White sweet clover is a biennial, meaning it grows for two years, then goes to seed and dies. The seed needs to be scarified (mechanical or chemical treatment to weaken the seedcoat) or stratified (cold treated) before germination. That is why the seeds didn't germinate last fall. The seeds set last year will probably germinate and grow this year. --DeeAnna


----------



## NasalSponge (Jul 22, 2008)

Yes indeed and I am excited as this is the bloom year for the huge patch by my house!! :applause:


----------



## jmgi (Jan 15, 2009)

DeeAnna, yes you're right, I forgot about the cold stratification that they needed to go through in order to germinate, that probably means that they will sprout this spring and grow but won't bloom till next year. Thanks, John


----------



## HBBF (Feb 4, 2011)

Not sure but I think I have read before that when you decide to start planting biennials that you should seed the first two years to fill in the gap year that you experienced. But from here on out you should be fine now.


----------



## jmgi (Jan 15, 2009)

HBBF, yeah I didn't think of that at time, wish I would have.

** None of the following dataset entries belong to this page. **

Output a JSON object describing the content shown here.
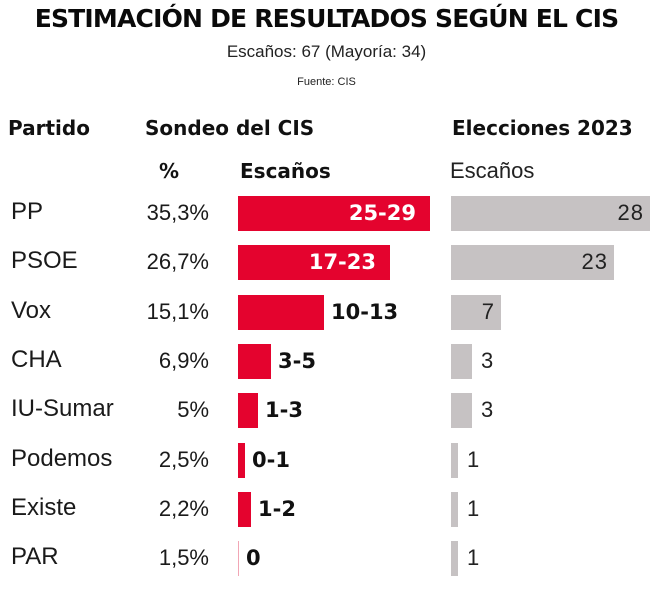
{
  "header": {
    "title": "ESTIMACIÓN DE RESULTADOS SEGÚN EL CIS",
    "subtitle": "Escaños: 67 (Mayoría: 34)",
    "source": "Fuente: CIS"
  },
  "columns": {
    "party": "Partido",
    "survey": "Sondeo del CIS",
    "survey_pct": "%",
    "survey_seats": "Escaños",
    "elections": "Elecciones 2023",
    "elections_seats": "Escaños"
  },
  "colors": {
    "survey_bar": "#e4032e",
    "elections_bar": "#c6c2c3"
  },
  "chart_data": {
    "type": "bar",
    "title": "ESTIMACIÓN DE RESULTADOS SEGÚN EL CIS",
    "subtitle": "Escaños: 67 (Mayoría: 34)",
    "categories": [
      "PP",
      "PSOE",
      "Vox",
      "CHA",
      "IU-Sumar",
      "Podemos",
      "Existe",
      "PAR"
    ],
    "series": [
      {
        "name": "Sondeo del CIS — %",
        "values": [
          35.3,
          26.7,
          15.1,
          6.9,
          5,
          2.5,
          2.2,
          1.5
        ],
        "labels": [
          "35,3%",
          "26,7%",
          "15,1%",
          "6,9%",
          "5%",
          "2,5%",
          "2,2%",
          "1,5%"
        ]
      },
      {
        "name": "Sondeo del CIS — Escaños",
        "min": [
          25,
          17,
          10,
          3,
          1,
          0,
          1,
          0
        ],
        "max": [
          29,
          23,
          13,
          5,
          3,
          1,
          2,
          0
        ],
        "labels": [
          "25-29",
          "17-23",
          "10-13",
          "3-5",
          "1-3",
          "0-1",
          "1-2",
          "0"
        ]
      },
      {
        "name": "Elecciones 2023 — Escaños",
        "values": [
          28,
          23,
          7,
          3,
          3,
          1,
          1,
          1
        ],
        "labels": [
          "28",
          "23",
          "7",
          "3",
          "3",
          "1",
          "1",
          "1"
        ]
      }
    ],
    "legend": "none",
    "grid": false
  }
}
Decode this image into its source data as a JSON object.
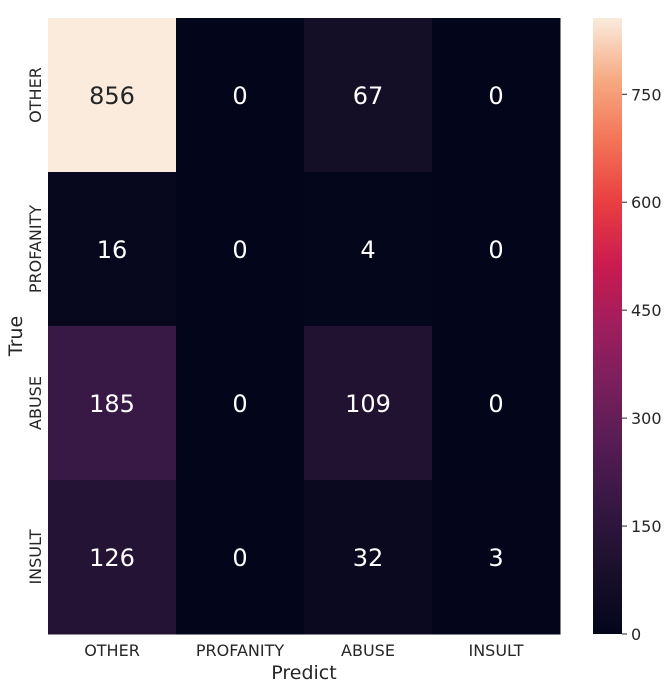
{
  "chart_data": {
    "type": "heatmap",
    "title": "",
    "xlabel": "Predict",
    "ylabel": "True",
    "x_categories": [
      "OTHER",
      "PROFANITY",
      "ABUSE",
      "INSULT"
    ],
    "y_categories": [
      "OTHER",
      "PROFANITY",
      "ABUSE",
      "INSULT"
    ],
    "values": [
      [
        856,
        0,
        67,
        0
      ],
      [
        16,
        0,
        4,
        0
      ],
      [
        185,
        0,
        109,
        0
      ],
      [
        126,
        0,
        32,
        3
      ]
    ],
    "value_labels": [
      [
        "856",
        "0",
        "67",
        "0"
      ],
      [
        "16",
        "0",
        "4",
        "0"
      ],
      [
        "185",
        "0",
        "109",
        "0"
      ],
      [
        "126",
        "0",
        "32",
        "3"
      ]
    ],
    "colorbar": {
      "min": 0,
      "max": 856,
      "ticks": [
        0,
        150,
        300,
        450,
        600,
        750
      ],
      "tick_labels": [
        "0",
        "150",
        "300",
        "450",
        "600",
        "750"
      ]
    },
    "colormap": "rocket",
    "grid": false,
    "legend": "colorbar-right"
  }
}
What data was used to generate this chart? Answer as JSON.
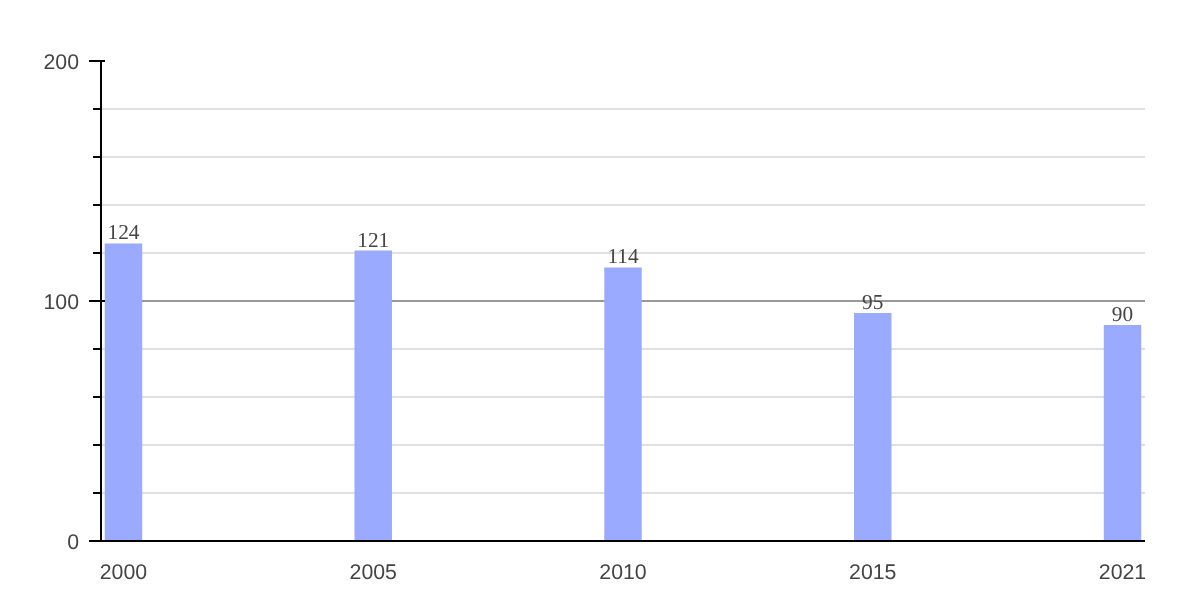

Thanks, John


----------



## DeeAnna (Nov 5, 2010)

No, HBBF, he will still see alternating "no or low bloom" years. Most of the clover seeds in the ground now will put on vegetative growth this year, then bloom in 2012, then more veg growth in 2013, etc. He would still need to seed in 2012 to get reliable bloom every year. It is true that some seeds set in 2010 might not sprout until next year, and that would give some bloom in the "off years", but the bloom might not be as heavy. --DeeAnna


----------



## jmgi (Jan 15, 2009)

You know your stuff DeeAnna, I'll have to think if I have any more plant related questions that I need answered! Thanks, John


----------